As outdoor adventurers, limit pushers, tree climbers, pow hunters and summit hikers, we know we can’t plan for everything that happens when we’re out on expedition. We simply can prepare for the unexpected. Just about the only plan we can follow is the trail. When we leave control behind and let the sweet chaos of the adventure take over, we get the opportunity to find a heightened awareness for nature and all aspects of its wild and unpredictable beauty. Good gear allows us to be a little braver and hit the trail no matter the weather forecast. Therm-a-Rest sleeping bags have the technology to provide us with easier dreaming.
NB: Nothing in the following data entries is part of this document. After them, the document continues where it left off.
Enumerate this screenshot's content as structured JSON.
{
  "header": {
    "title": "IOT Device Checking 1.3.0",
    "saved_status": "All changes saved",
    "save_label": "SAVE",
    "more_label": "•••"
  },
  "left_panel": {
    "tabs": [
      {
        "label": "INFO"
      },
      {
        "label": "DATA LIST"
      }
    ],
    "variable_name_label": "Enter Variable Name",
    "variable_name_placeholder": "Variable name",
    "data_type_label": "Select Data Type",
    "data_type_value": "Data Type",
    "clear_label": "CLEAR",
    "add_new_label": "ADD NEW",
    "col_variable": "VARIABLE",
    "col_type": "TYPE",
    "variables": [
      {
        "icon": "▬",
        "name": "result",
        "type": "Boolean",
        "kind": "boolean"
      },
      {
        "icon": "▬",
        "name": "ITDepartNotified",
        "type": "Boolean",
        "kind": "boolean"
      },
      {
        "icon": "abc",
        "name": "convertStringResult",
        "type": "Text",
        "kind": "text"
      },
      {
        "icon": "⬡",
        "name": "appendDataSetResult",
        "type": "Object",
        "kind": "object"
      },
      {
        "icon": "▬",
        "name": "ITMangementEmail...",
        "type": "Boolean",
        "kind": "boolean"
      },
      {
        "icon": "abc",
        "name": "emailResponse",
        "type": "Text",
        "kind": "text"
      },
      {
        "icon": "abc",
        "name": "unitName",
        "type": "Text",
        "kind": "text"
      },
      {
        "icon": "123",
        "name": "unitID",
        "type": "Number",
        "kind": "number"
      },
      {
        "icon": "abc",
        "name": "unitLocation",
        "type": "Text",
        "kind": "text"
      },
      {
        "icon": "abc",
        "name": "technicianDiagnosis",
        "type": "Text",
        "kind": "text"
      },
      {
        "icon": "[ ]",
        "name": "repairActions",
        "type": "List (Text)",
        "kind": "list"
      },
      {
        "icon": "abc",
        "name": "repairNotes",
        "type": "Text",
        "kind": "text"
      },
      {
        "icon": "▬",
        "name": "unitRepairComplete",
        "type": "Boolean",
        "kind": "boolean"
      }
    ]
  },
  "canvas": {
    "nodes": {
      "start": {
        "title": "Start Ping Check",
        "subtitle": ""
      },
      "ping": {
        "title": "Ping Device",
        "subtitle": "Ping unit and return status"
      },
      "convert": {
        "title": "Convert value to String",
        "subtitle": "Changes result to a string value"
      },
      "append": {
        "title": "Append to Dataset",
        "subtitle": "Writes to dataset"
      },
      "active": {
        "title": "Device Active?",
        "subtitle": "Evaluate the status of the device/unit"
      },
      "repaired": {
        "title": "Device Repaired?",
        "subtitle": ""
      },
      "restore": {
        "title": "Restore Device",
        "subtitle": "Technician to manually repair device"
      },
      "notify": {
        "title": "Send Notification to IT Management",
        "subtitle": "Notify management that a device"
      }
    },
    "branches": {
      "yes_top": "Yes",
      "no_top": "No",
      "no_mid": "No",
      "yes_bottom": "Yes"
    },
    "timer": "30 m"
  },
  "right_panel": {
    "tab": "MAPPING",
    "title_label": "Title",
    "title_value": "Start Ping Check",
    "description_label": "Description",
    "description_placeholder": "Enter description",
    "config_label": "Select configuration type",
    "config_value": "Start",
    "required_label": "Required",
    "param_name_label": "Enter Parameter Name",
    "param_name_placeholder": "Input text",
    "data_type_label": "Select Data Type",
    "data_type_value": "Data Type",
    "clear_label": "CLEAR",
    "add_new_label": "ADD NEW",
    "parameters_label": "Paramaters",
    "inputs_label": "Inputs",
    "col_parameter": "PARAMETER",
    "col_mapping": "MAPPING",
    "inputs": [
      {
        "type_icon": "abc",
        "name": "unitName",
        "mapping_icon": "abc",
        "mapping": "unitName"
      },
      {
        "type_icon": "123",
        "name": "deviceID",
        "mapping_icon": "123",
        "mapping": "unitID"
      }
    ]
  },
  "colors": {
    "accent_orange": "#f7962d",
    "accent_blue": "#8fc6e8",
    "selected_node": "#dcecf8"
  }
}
We know that weather will move in too quickly, blisters will form, snow storms will sweep in, temperatures will drop, and the beta will change. All this uncertainty in adventure is why we get outside in the first place: to feel alive. Thankfully, Therm-a-Rest makes bags that allow us to experience the wild world as is, without disturbing the environment in any way. Unlike other treatments, Nikwax® Hydrophobic Down is a water-based technology that’s Flourocarbon-free (a.k.a. PFO’s, PFOA’s or PFC’s) making it safe for us and the environment we love.
You can’t always be high and dry (and believe me, you won’t be), but there are some things you can always be: you can be prepared, kind, respectful, positive, thankful and brave. When you have the right gear you can consult the list, but you don’t have to cross your fingers. As poster children for type II fun, we know nothing goes as planned when we are out in the wilderness. When you have the right tools, you don’t have to be high and dry, but of course, it doesn’t hurt to try.